Les journaux d’accès d’un local vélo sont-ils soumis au RGPD ?
Oui. L’horodatage des entrées avec un identifiant personnel crée des données personnelles soumises au RGPD et aux recommandations de la CNIL. Les personnes doivent être informées avant la mise en place, et le traitement doit être inscrit au registre des activités de traitement. Source : CNIL — L’accès aux locaux et le contrôle des horaires (consulté 2026-06-14).
Combien de temps conserver le journal d’accès d’un local vélo ?
Selon la CNIL, les données relatives aux accès doivent être supprimées 3 mois après leur enregistrement. Les journaux de sécurité (activités sur le système) se conservent sur une période glissante de 6 mois à 1 an.
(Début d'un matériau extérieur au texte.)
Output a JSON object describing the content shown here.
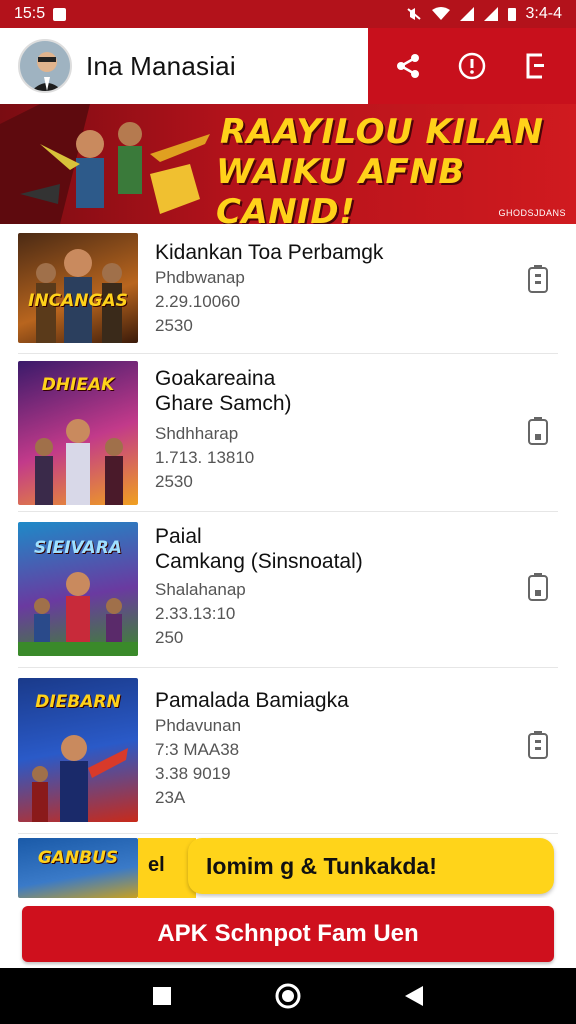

Ce sont des orientations : le responsable de traitement — syndic ou employeur — fixe et justifie sa propre durée. Source : CNIL (consulté 2026-06-14).
Faut-il un système biométrique pour un local vélo ?
Non. La CNIL juge la biométrie disproportionnée quand un badge suffit. Pour un local vélo, un badge, un code ou une application est largement suffisant et conforme. Inutile de compliquer : badge nominatif ou smartphone couvrent tous les cas d’usage courants.